Photograph by Frank Murtaugh
How often are we in the right place at the right time? Human nature is such that we gripe about the “wrong place, wrong time” if we so much as get pulled over for speeding. As though the decisions we make — and the pressure we put on a gas pedal — have nothing to do with making a situation “wrong.” But how often do we pause long enough to recognize that we’re in precisely the right place, and at precisely the right time?
Wearing my sportswriter’s hat, I’ve had this feeling a few times over my career. The first NBA game hosted by the Memphis Grizzlies (November 1, 2001) was one such occasion. Any of the five 200-yard outbursts by the Memphis Tigers’ DeAngelo Williams at the Liberty Bowl made me feel as though I was seeing something I’d never see again (he kept surprising me). And attending the 2004 World Series in St. Louis with my dad — I left my sportswriter’s hat at home for this one — was the right place and the right time, and profoundly so.

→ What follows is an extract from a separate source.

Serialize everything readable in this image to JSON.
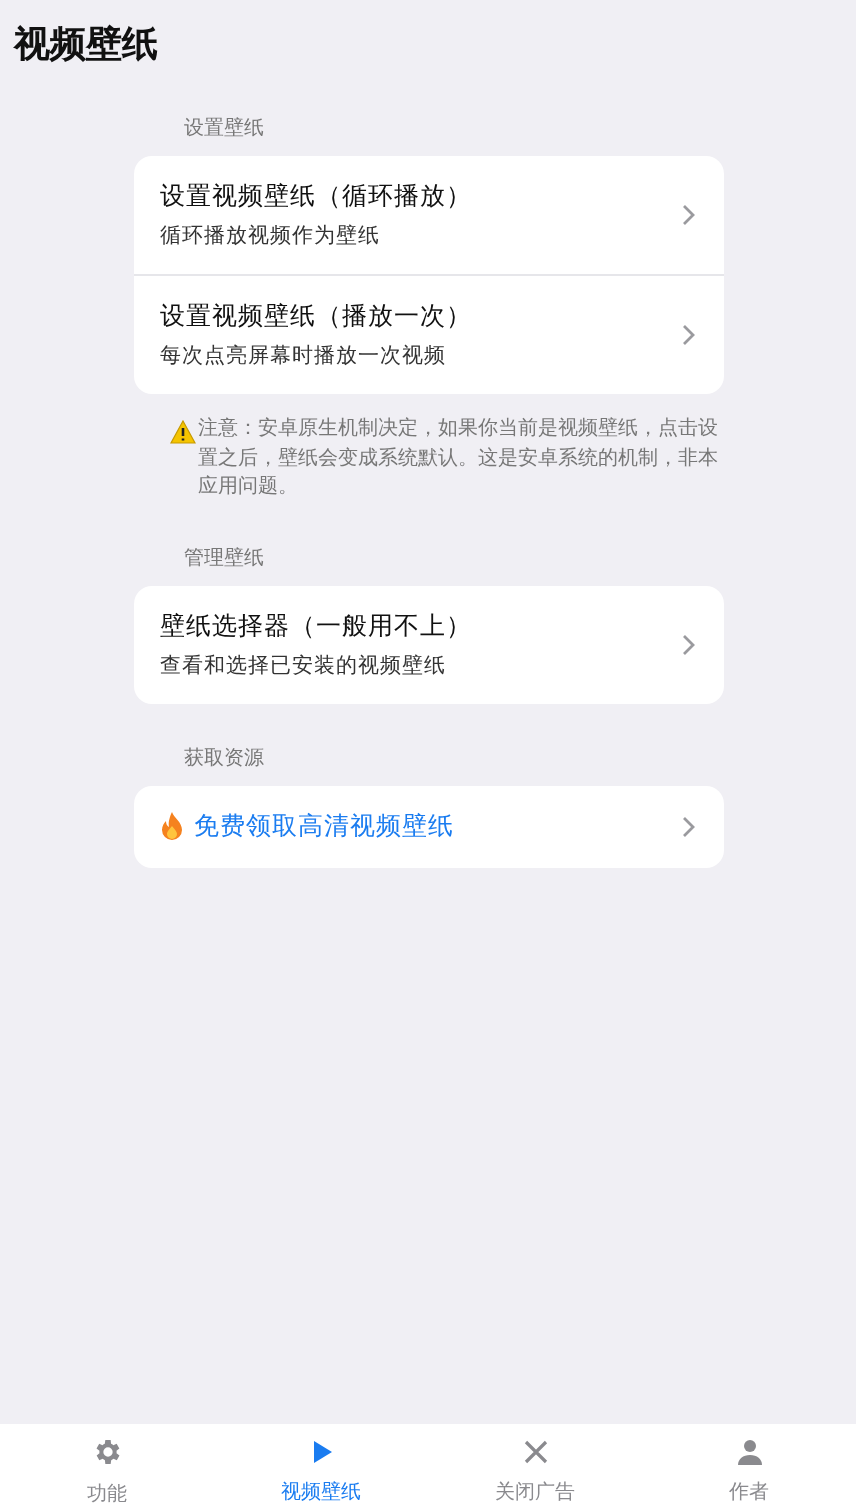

But sporting events, by necessity, are scripted. We may not know the outcome or who the next hero will be, but we know when the game will be played, and where. (Ticket sales are important.) Forgettable games, alas, are more common than the 2000 Pacific Coast League championship at AutoZone Park.
I traveled to Washington, D.C., in March with my family, an essential pilgrimage for parents with children of a certain age. The visit was my daughters’ first chance to walk in the footsteps of George Washington (at Mount Vernon), Barack Obama (we arranged a tour of the rooms the Secret Service still allows the public to see), and even Robert E. Lee (at Arlington House). From the viewing room atop the Washington Monument to the balcony of Ford’s Theatre, our nation’s capitol provides the most “I’m really here” settings per square mile in the entire country. Right place, easy. But right time?

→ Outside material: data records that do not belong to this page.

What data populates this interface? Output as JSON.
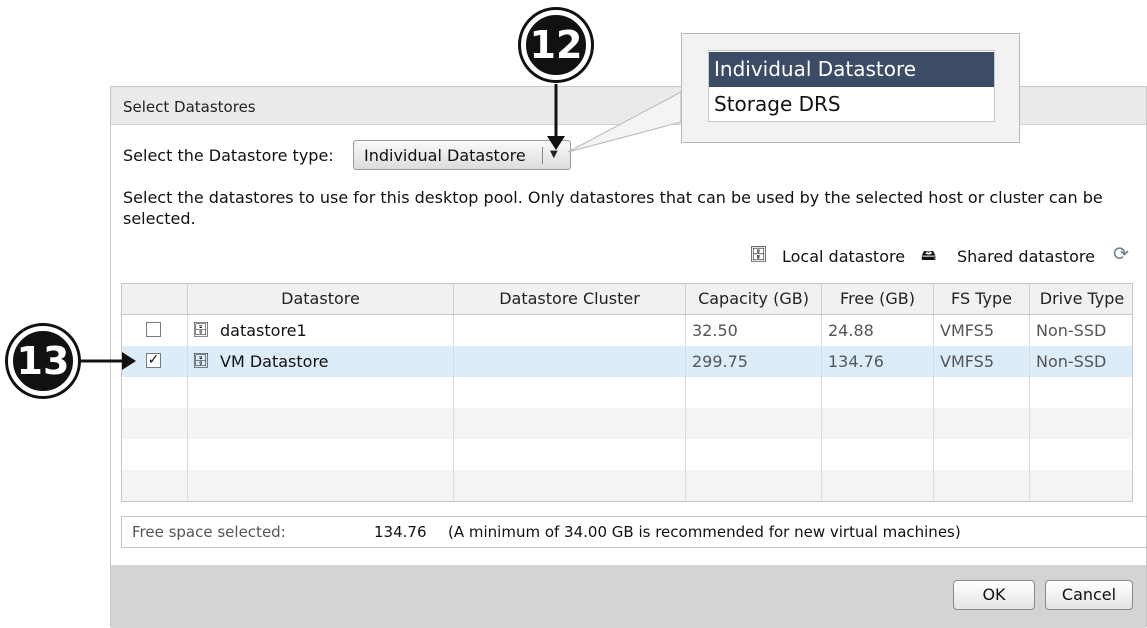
{
  "dialog": {
    "title": "Select Datastores",
    "type_label": "Select the Datastore type:",
    "type_value": "Individual Datastore",
    "description": "Select the datastores to use for this desktop pool. Only datastores that can be used by the selected host or cluster can be selected.",
    "legend_local": "Local datastore",
    "legend_shared": "Shared datastore"
  },
  "dropdown": {
    "options": [
      {
        "label": "Individual Datastore",
        "selected": true
      },
      {
        "label": "Storage DRS",
        "selected": false
      }
    ]
  },
  "table": {
    "headers": [
      "Datastore",
      "Datastore Cluster",
      "Capacity (GB)",
      "Free (GB)",
      "FS Type",
      "Drive Type"
    ],
    "rows": [
      {
        "checked": "",
        "name": "datastore1",
        "cluster": "",
        "capacity": "32.50",
        "free": "24.88",
        "fs": "VMFS5",
        "drive": "Non-SSD"
      },
      {
        "checked": "✓",
        "name": "VM Datastore",
        "cluster": "",
        "capacity": "299.75",
        "free": "134.76",
        "fs": "VMFS5",
        "drive": "Non-SSD"
      }
    ]
  },
  "free_space": {
    "label": "Free space selected:",
    "value": "134.76",
    "note": "(A minimum of 34.00 GB is recommended for new virtual machines)"
  },
  "buttons": {
    "ok": "OK",
    "cancel": "Cancel"
  },
  "callouts": {
    "a": "12",
    "b": "13"
  },
  "icons": {
    "local_datastore": "local-datastore-icon",
    "shared_datastore": "shared-datastore-icon",
    "refresh": "refresh-icon",
    "dropdown_arrow": "chevron-down-icon"
  },
  "colors": {
    "selected_row": "#dcecf8",
    "selected_option": "#3c4c66"
  }
}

On March 15th, during a convenient window of our five-day tour, we took the D.C. subway to Arlington Cemetery. The objective was to see Arlington House, the resting places of the Kennedy brothers, and a changing of the guard at the Tomb of the Unknowns, one of the more goose-bump-inducing ceremonies on American soil.
Upon being seated in our shuttle, though, a guide informed us that the Tomb of the Unknowns would be closed to the public for the remainder of the day. He reminded my family and our fellow travelers that Arlington remains an active cemetery, and that a funeral was taking place that afternoon. We were asked to kindly respect the family of the deceased, however inconvenient the altered plans may seem. We appeared to be in the right place, only the wrong time.
And that’s when my family became a part of history. The funeral, it turns out, was for Mr. Frank Buckles, a gentleman who had died 16 days earlier, not quite four weeks after his 110th birthday. You probably know the name by now: Frank Buckles was the last living American veteran of World War I.
While the ceremony for Mr. Buckles was private, the public was invited to gather quietly across a narrow paved road that runs alongside the Tomb of the Unknowns. Not far from the markers that honor the astronauts lost in the two space shuttle explosions, my family and I were able to say a personal good-bye to a man who was first discharged from the Army two years after John F. Kennedy was born. With a military band standing at attention, Buckles’ flag-draped casket was carefully placed on a horse-drawn caisson. Rarely in my life has silence seemed so heavy. This was the right place and precisely the right time.
If the fates allow, my daughter, Elena — born 101 years after Frank Buckles arrived on this earth — will someday tell her grandchildren that she witnessed the funeral of a World War I veteran. Her grandchildren in, let’s say, 2060 will have a difficult time with the math, the first Great War having been over for more than 140 years. The span of a normal lifetime and the basics of chronology will seem to contradict the confluence of this posthumous crossing of paths. It just doesn’t seem possible to reach back and touch history from such enormous distance.It will be up to Elena, then, to remind my great-grandchildren that time and place do in fact grab us when we least expect it. We’d better be paying attention.